Also known asHousing Affordability IndexNAHB Index
Published Sep 22, 2024Updated Mar 18, 2026

What Is Affordability Index?

Affordability index = median-household-income ÷ income needed to qualify for a median-home-price home. Index of 100 = the typical household can afford the typical home. Index of 80 = they'd need 25% more income. Index of 120 = they have 20% more than needed. In Denver, the index was 72 in 2024—median income couldn't afford median home. In Indianapolis, it was 115. Use it for market-research: affordable markets often have stronger rental-property demand as buyers are priced out.

The affordability index measures whether the typical household can afford the typical home—comparing median-household-income to the income needed to qualify for a median-home-price mortgage. Above 100 means the market is affordable; below 100 means it's not.

At a Glance

  • What it is: Can median income afford median home?
  • Why it matters: Market health; rental demand signal
  • Index 100: Break-even
  • Above 100: Affordable
  • Below 100: Unaffordable
Formula

Affordability Index = Median Household Income ÷ Income Needed to Qualify

How It Works

The formula. Affordability index = median-household-income ÷ qualifying income. Qualifying income = the income needed to get a mortgage for the median-home-price at current rates, assuming typical housing-expense-ratio (e.g., 28%).

Example. Median-home-price $400,000. At 7% with 20% down, PITI ≈ $2,400. At 28% housing-expense-ratio, qualifying income = $2,400 ÷ 0.28 = $8,571/month = $102,857/year. Median-household-income $85,000. Index = $85,000 ÷ $102,857 = 0.83 = 83. Market is unaffordable—typical buyers need 20% more income.

NAHB version. The National Association of Home Builders publishes a Housing Opportunity Index (HOI)—similar concept. Above 50 = more than half of homes sold are affordable to median income. Below 50 = less than half.

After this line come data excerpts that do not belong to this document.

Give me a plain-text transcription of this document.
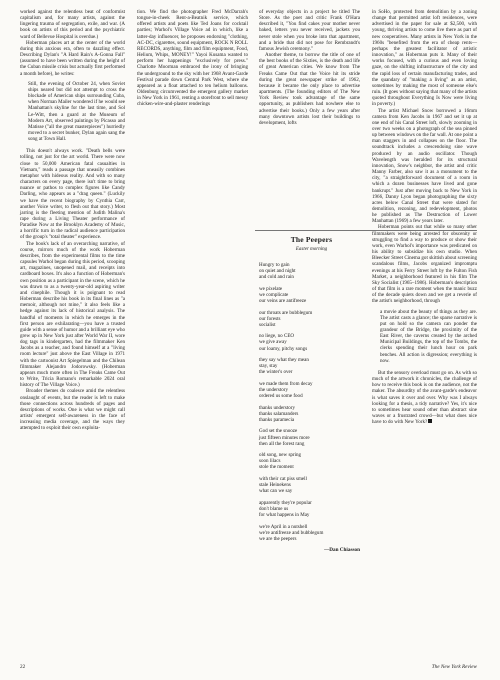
worked against the relentless beat of conformist capitalism and, for many artists, against the lingering trauma of segregation, exile, and war. (A book on artists of this period and the psychiatric ward of Bellevue Hospital is overdue.)

Hoberman places art at the center of the world during this anxious era, often to dazzling effect. Describing Dylan's "A Hard Rain's A-Gonna Fall" (assumed to have been written during the height of the Cuban missile crisis but actually first performed a month before), he writes:

Still, the evening of October 24, when Soviet ships neared but did not attempt to cross the blockade of American ships surrounding Cuba, when Norman Mailer wondered if he would see Manhattan's skyline for the last time, and Sol Le-Witt, then a guard at the Museum of Modern Art, observed paintings by Picasso and Matisse ("all the great masterpieces") hurriedly moved to a secret bunker, Dylan again sang the song at Town Hall.

This doesn't always work. "Death bells were tolling, not just for the art world. There were now close to 50,000 American fatal casualties in Vietnam," reads a passage that uneasily combines metaphor with hideous reality. And with so many characters on every page, there isn't time to bring nuance or pathos to complex figures like Candy Darling, who appears as a "drag queen." (Luckily we have the recent biography by Cynthia Carr, another Voice writer, to flesh out that story.) Most jarring is the fleeting mention of Judith Malina's rape during a Living Theater performance of Paradise Now at the Brooklyn Academy of Music, a horrific turn in the radical audience participation of the group's "total theater" experience.

The book's lack of an overarching narrative, of course, mirrors much of the work Hoberman describes, from the experimental films to the time capsules Warhol began during this period, scooping art, magazines, unopened mail, and receipts into cardboard boxes. It's also a function of Hoberman's own position as a participant in the scene, which he was drawn to as a twenty-year-old aspiring writer and cinephile. Though it is poignant to read Hoberman describe his book in its final lines as "a memoir, although not mine," it also feels like a hedge against its lack of historical analysis. The handful of moments in which he emerges in the first person are exhilarating—you have a trusted guide with a sense of humor and a brilliant eye who grew up in New York just after World War II, wore dog tags in kindergarten, had the filmmaker Ken Jacobs as a teacher, and found himself at a "living room lecture" just above the East Village in 1971 with the cartoonist Art Spiegelman and the Chilean filmmaker Alejandro Jodorowsky. (Hoberman appears much more often in The Freaks Came Out to Write, Tricia Romano's remarkable 2024 oral history of The Village Voice.)

Broader themes do coalesce amid the relentless onslaught of events, but the reader is left to make those connections across hundreds of pages and descriptions of works. One is what we might call artists' emergent self-awareness in the face of increasing media coverage, and the ways they attempted to exploit their own exploita-

tion. We find the photographer Fred McDarrah's tongue-in-cheek Rent-a-Beatnik service, which offered artists and poets like Ted Joans for cocktail parties; Warhol's Village Voice ad in which, like a latter-day influencer, he proposes endorsing "clothing, AC-DC, cigarettes, sound equipment, ROCK N ROLL RECORDS, anything, film and film equipment, Food, Helium, Whips, MONEY!" Yayoi Kusama wanted to perform her happenings "exclusively for press." Charlotte Moorman embraced the irony of bringing the underground to the sky with her 1968 Avant-Garde Festival parade down Central Park West, where she appeared as a float attached to ten helium balloons. Oldenburg circumvented the emergent gallery market in New York in 1961, renting a storefront to sell messy chicken-wire-and-plaster renderings

of everyday objects in a project he titled The Store. As the poet and critic Frank O'Hara described it, "You find cakes your mother never baked, letters you never received, jackets you never stole when you broke into that apartment, and a bride that did not pose for Rembrandt's famous Jewish ceremony."

Another theme, to borrow the title of one of the best books of the Sixties, is the death and life of great American cities. We know from The Freaks Came Out that the Voice hit its stride during the great newspaper strike of 1962, because it became the only place to advertise apartments. (The founding editors of The New York Review took advantage of the same opportunity, as publishers had nowhere else to advertise their books.) Only a few years after many downtown artists lost their buildings to development, lofts

The Peepers
Easter morning
Hungry to gain
on quiet and night
and cold and rain
we pixelate
we complicate
our veins are antifreeze
our throats are bubblegum
our forests
socialist
no liege, no CEO
we give away
our loamy, pitchy songs
they say what they mean
stay, stay
the winter's over
we made them from decay
the understory
ordered us some food
thanks understory
thanks salamanders
thanks paramecia
God set the snooze
just fifteen minutes more
then all the forest rang
old song, new spring
soon lilacs
stole the moment
with their cat piss smell
stale Heinekens
what can we say
apparently they're popular
don't blame us
for what happens in May
we're April in a nutshell
we're antifreeze and bubblegum
we are the peepers
—Dan Chiasson

in SoHo, protected from demolition by a zoning change that permitted artist loft residences, were advertised in the paper for sale at $2,500, with young, thriving artists to come live there as part of new cooperatives. Many artists in New York in the 1960s "benefited from the era of cheap rents—perhaps the greatest facilitator of artistic innovation," as Hoberman puts it. Many of their works focused, with a curious and even loving gaze, on the shifting infrastructure of the city and the rapid loss of certain manufacturing trades, and the quandary of "making a living" as an artist, sometimes by making the most of someone else's ruin. (It goes without saying that many of the artists quoted throughout Everything Is Now were living in poverty.)

The artist Michael Snow borrowed a 16mm camera from Ken Jacobs in 1967 and set it up at one end of his Canal Street loft, slowly zooming in over two weeks on a photograph of the sea pinned up between windows on the far wall. At one point a man staggers in and collapses on the floor. The soundtrack includes a crescendoing sine wave produced by an audio oscillator. Though Wavelength was heralded for its structural innovation, Snow's neighbor, the artist and critic Manny Farber, also saw it as a monument to the city, "a straightforward document of a room in which a dozen businesses have lived and gone bankrupt." Just after moving back to New York in 1966, Danny Lyon began photographing the sixty acres below Canal Street that were slated for demolition, rezoning, and redevelopment, photos he published as The Destruction of Lower Manhattan (1969) a few years later.

Hoberman points out that while so many other filmmakers were being arrested for obscenity or struggling to find a way to produce or show their work, even Warhol's importance was predicated on his ability to subsidize his own studio. When Bleecker Street Cinema got skittish about screening scandalous films, Jacobs organized impromptu evenings at his Ferry Street loft by the Fulton Fish Market, a neighborhood featured in his film The Sky Socialist (1965–1986). Hoberman's description of that film is a rare moment when the manic buzz of the decade quiets down and we get a reverie of the artist's neighborhood, through

a movie about the beauty of things as they are. The artist casts a glance; the sparse narrative is put on hold so the camera can ponder the grandeur of the Bridge, the proximity of the East River, the caverns created by the arched Municipal Buildings, the top of the Tombs, the clerks spending their lunch hour on park benches. All action is digression; everything is now.

But the sensory overload must go on. As with so much of the artwork it chronicles, the challenge of how to receive this book is on the audience, not the maker. The absurdity of the avant-garde's endeavor is what saves it over and over. Why was I always looking for a thesis, a tidy narrative? Yes, it's nice to sometimes hear sound other than abstract sine waves or a frustrated crowd—but what does nice have to do with New York?

22	The New York Review
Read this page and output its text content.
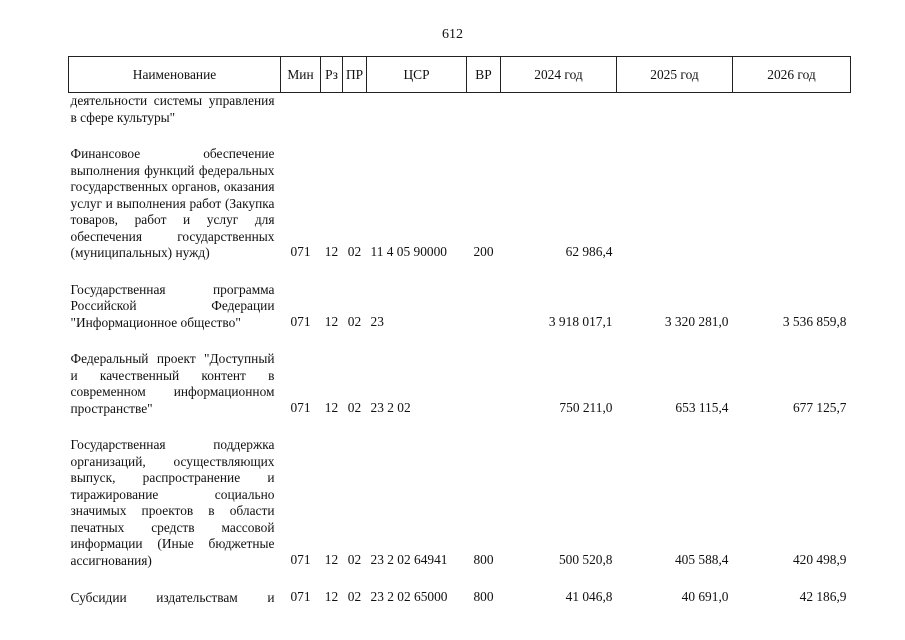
612
Наименование	Мин	Рз	ПР	ЦСР	ВР	2024 год	2025 год	2026 год
деятельности системы управления в сфере культуры"								

Финансовое обеспечение выполнения функций федеральных государственных органов, оказания услуг и выполнения работ (Закупка товаров, работ и услуг для обеспечения государственных (муниципальных) нужд)	071	12	02	11 4 05 90000	200	62 986,4		

Государственная программа Российской Федерации "Информационное общество"	071	12	02	23		3 918 017,1	3 320 281,0	3 536 859,8

Федеральный проект "Доступный и качественный контент в современном информационном пространстве"	071	12	02	23 2 02		750 211,0	653 115,4	677 125,7

Государственная поддержка организаций, осуществляющих выпуск, распространение и тиражирование социально значимых проектов в области печатных средств массовой информации (Иные бюджетные ассигнования)	071	12	02	23 2 02 64941	800	500 520,8	405 588,4	420 498,9

Субсидии издательствам и	071	12	02	23 2 02 65000	800	41 046,8	40 691,0	42 186,9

For investors. Low affordability often means strong rental demand— buyers are priced out, they rent. High affordability can mean more competition from owner-occupants. Use it as one input in market-research, not the only one.

Real-World Example

Ava in Memphis. She compared Memphis and Austin for a rental-property. Memphis: median-home-price $245,000, median-household-income $52,000. Qualifying income for $245k at 7%: ~$58,000. Index: $52,000 ÷ $58,000 = 90. Slightly tight. Austin: median-home-price $550,000, median-household-income $78,000. Qualifying income: ~$130,000. Index: 60. Austin was far less affordable. She expected stronger rental demand in Austin (priced-out buyers) but higher price-to-rent-ratio made cash-flow harder. She chose Memphis—better cash-flow, decent index.

Pros & Cons

Advantages
  • Simple market health indicator
  • Widely reported
  • Comparable across markets
Drawbacks
  • Assumes median buyer; doesn't capture distribution
  • Uses median-household-income—may not match renter demographics
  • Rate-sensitive—moves with mortgage rates

Watch Out

  • Rate sensitivity: Index drops when rates rise. A market at 100 can fall to 80 when rates go from 6% to 8%.
  • Census lag: Median-household-income data can be 1–2 years old. Use latest census-data when available.
  • One input: Combine with price-to-rent-ratio, job-market, and population-growth.

Ask an Investor

The Takeaway

The affordability index measures whether the typical household can afford the typical home. Above 100 = affordable. Below 100 = unaffordable. Use it for market-research. Low affordability often means strong rental demand.